Chętnie więc dodam: natomiast, a contrario – mechaniczna powtarzalność, jest niczym więcej jak tylko siłowym wprawianiem materii w ruch – stale wymuszaną i powtarzaną multyplikacją.
Ale czy „stale” – znaczy „wiecznie” ?
Korzyści
W prowadzonym dotąd dyskursie eksponowane były przede wszystkim korzyści poznawcze. Roztaczając inne spojrzenie na organizację usługową, wypada na koniec przejść od teorii do praktyki i wskazać pojawiająca się utylitarne odpowiedniki.
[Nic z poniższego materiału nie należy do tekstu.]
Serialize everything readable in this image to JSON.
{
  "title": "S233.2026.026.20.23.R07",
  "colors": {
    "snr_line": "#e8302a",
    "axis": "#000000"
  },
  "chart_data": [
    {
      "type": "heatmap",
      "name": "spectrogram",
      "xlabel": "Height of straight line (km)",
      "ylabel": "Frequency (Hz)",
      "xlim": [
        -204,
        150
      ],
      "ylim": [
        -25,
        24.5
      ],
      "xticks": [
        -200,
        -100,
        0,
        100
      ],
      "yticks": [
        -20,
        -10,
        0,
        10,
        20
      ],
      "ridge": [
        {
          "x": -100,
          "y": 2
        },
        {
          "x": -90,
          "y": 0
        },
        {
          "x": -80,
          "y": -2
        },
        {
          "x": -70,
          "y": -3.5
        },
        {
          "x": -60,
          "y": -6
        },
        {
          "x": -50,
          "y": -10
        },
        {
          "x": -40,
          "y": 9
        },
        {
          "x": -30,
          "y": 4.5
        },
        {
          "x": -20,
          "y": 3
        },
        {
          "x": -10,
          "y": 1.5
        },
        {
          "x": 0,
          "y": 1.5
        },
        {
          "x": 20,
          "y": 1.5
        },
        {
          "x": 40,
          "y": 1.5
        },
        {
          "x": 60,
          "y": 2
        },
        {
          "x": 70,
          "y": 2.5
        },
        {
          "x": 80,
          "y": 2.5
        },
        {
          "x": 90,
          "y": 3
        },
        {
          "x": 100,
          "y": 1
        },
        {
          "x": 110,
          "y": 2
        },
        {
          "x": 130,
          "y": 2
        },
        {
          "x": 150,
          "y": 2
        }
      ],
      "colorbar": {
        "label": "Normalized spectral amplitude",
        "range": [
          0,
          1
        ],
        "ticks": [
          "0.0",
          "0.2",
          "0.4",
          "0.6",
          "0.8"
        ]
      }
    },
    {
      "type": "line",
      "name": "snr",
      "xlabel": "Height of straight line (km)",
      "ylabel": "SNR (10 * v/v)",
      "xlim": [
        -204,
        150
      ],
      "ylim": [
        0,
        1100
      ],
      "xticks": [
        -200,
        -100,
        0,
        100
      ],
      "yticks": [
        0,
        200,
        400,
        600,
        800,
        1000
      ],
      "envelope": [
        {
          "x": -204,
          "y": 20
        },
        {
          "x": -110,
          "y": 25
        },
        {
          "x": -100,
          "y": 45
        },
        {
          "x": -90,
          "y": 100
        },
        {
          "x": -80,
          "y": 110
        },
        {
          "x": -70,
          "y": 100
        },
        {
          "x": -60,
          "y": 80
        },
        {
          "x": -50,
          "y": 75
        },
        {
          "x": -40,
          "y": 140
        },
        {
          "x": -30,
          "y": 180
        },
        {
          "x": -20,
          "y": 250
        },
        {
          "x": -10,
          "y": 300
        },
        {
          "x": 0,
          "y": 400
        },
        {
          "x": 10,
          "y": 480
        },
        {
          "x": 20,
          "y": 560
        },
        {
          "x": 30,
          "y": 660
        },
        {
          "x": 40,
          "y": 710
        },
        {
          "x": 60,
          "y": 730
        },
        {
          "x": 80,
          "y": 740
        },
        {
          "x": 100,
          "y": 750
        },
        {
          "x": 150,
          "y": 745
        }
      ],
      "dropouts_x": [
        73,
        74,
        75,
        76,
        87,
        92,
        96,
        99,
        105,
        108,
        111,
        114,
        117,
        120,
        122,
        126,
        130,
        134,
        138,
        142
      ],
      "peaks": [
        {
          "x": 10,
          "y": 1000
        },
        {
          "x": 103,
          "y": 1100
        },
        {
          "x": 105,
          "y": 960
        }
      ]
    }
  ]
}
Ale najpierw podsumować trzeba najważniejsze ustalenia:
/a/ organizację usługową tworzą przede wszystkim ludzie (bowiem „bez ludzi nie ma usług” – to taki autorski bon-mot ); a to, co prawdziwie ludzkie – dotąd, tzn. do XXI wieku – osadzone było w naturalnych enklawach
/b/ org/org w naturalny sposób wnika w Lebenswelt i symbiotycznie nań oddziałuje
/c/ jeśli zaś chodzi o wymiar podmiotowy, to zarządzanie zespołem ludzkim – w zasadzie – sprowadza się do kierowania personelem, czyli do funkcji realizowanej jednocześnie na dwu poziomach:
- kierujący
Kierowanie, jako spełnianie funkcji lidera, polega na naprowadzaniu ludzi na obrane cele (bardziej strategiczne niż doraźne), a w ujęciu bardziej dalekowzrocznym: na ideę tyleż porządkującą, co przewodnią. - kierowani
Skutkiem przebiegającego w taki sposób kierowania jest nabycie przez personel przekonania, że przez spełnianie powierzonych mu zadań, uczestniczy w czymś naprawdę ważnym, również dla usługodawców.
Wnioski
Uznanie org/org za żywą całość oznacza, że w obszarze naszych zainteresowań naukowych pojawia się podmiot o nieredukowalnych właściwościach, a tym samym o wyraźnie zarysowanych granicach analitycznego rozbioru.
Żywy organizm to nieredukowalna całość.
Cudowność Życia onieśmielać powinna rozum rachujący.
Konstatacja
Chociaż doprowadziłem wywód do umownego końca, to mam świadomość, że nie wszystkim Czytelnikom wyda się on przekonujący. Jest więcej niż pewne, że wraz z potraktowaniem organizacji usługowej jako quasi-otwartego systemu naturalnego pojawić się musi jednocześnie wątpliwość, a nawet kontrowersyjność takiego ujęcia. To oczywiste skutki ponad dwustuletniej indoktrynacji – jeśli chodzi o nauki ekonomiczne i ponad stuletniej dominacji amerykańskiej wersji menedżeryzmu. Główny nurt nauk o zarządzaniu od czasów F.W. Taylora i H. Forda płynie niezmiennie w tym samym kierunku. Jego zwieńczeniem jest – inżynieria menedżerska.
◊
Dlatego, tym bardziej, warto ten artykuł zakończyć cytatem z M. Heideggera („List o humanizmie” ).
/-/ natura właśnie zasłania swą istotę od tej strony, którą zwraca ku technicznemu opanowywaniu przez człowieka” .
Uznanie perspektywy organicznej może sprawić, że org/org zajaśnienie niczym oaza dla współczesnego nomady, samotnie tułającego się po technologicznej pustyni.